PERSONIFICAÇÃO DA SABEDORIA
Na
fase do desenvolvimento sapiencial anterior ao Exílio, a sabedoria parece
limitar-se ao âmbito da experiência histórica e religiosa de Israel. Mas,
depois do Exílio verifica-se uma evolução substancial: a partir daí, a
sabedoria tende a ser considerada como uma realidade autónoma, distinta de Deus
e do homem. Quer dizer: começa a surgir um processo da personificação da
sabedoria. Para além de uma sabedoria proverbial, que regula com sucesso a vida
do homem, os sábios começam a desvendar e a admirar uma sabedoria observável a
partir da ordem, harmonia e movimento do Universo. É o que o livro do Génesis
no capítulo 1 apresenta em linguagem catequética, e os Salmos Sl 8,19 e Sl 104
apresentam em forma de oração.
O
próprio livro do Deuteronômio fala de «leis tão sábias» dadas a Israel que
provocam a admiração dos outros povos vizinhos (Dt 4,5-8). Ben Sira chega mesmo
a identificar a sabedoria com a lei do Altíssimo (Sir 24,22-23) e diz que a
sabedoria estabelece a sua morada em Israel sob a forma de lei (Sir 24,8). Também
o livro dos Provérbios fala da sabedoria presidindo à obra da criação (Pr
8,25-36).

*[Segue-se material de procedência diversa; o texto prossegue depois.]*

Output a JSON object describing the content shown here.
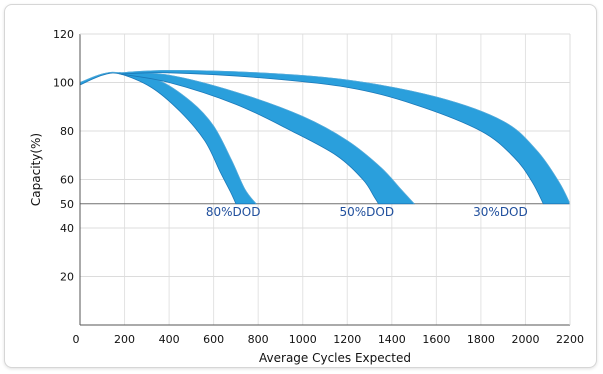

Trata-se sempre da mesma sabedoria que leva o homem ao encontro com o
universo de Deus e ao encontro com o Deus do Universo.
A
apresentação da sabedoria como um ser distinto de Deus e do homem, que age por
si ou seja, como uma pessoa mais do que qualquer outra coisa ou aspectos, quer
sobretudo realçar a preciosidade e autenticidade dessa mesma sabedoria. Temos
aqui algo que ultrapassará os limites da simples personificação literária, mas
que ainda não chega verdadeiramente ao conceito de “hipóstasis”, guardando o
seu mistério, que o Novo Testamento virá, em parte, desvendar.
No
prólogo dos Provérbios, vemos a sabedoria a convidar para a sua mesa (Pr
9,1-6); a ameaçar quem a rejeita, porque a vida ou a morte do homem depende da
sua capacidade de acolher ou de rejeitar a sabedoria (Pr 8,25-36). Ela pertence
à esfera de Deus: só Ele a possui verdadeiramente e pode enviá-la como
companheira e amiga do homem. É por isso que Ben Sira e o autor do livro da
Sabedoria se dirigem a Deus em atitude de oração, pedindo o dom da sabedoria
(Sb 8,21; Sir 39,5-6).
LEITURA CRISTÃ
Por
meio dos sábios, e num ambiente de mentalidade sapiencial, Israel faz uma
leitura do seu passado histórico, perscrutando a sabedoria de Deus em acção na
vida das grandes personagens do passado (Sir 44-50), conduzindo o povo no
período mais significativo da sua História: o Êxodo (Sb 10-12; 16-19).
Em
síntese, mediante a aplicação da inteligência e da reflexão, a sabedoria acaba
por constituir a mentalidade dominante no Judaísmo do pós-exílio, recuperando e
actualizando, tanto o património peculiar de Israel enquanto povo da aliança,
como a sua experiência humana mais vasta, comum a outros povos da região do Médio
Oriente.
Esta
teologia sobre a sabedoria prepara já o ambiente para o NT, onde Jesus aparece
como aquele que é «mais sábio do que Salomão» (Mt 12,42), a «sabedoria de Deus»
(1 Cor 1,24.30), o único meio de salvação para todos (Jo 14,6), porque Ele é a sabedoria
incriada que incarnou no seio da humanidade.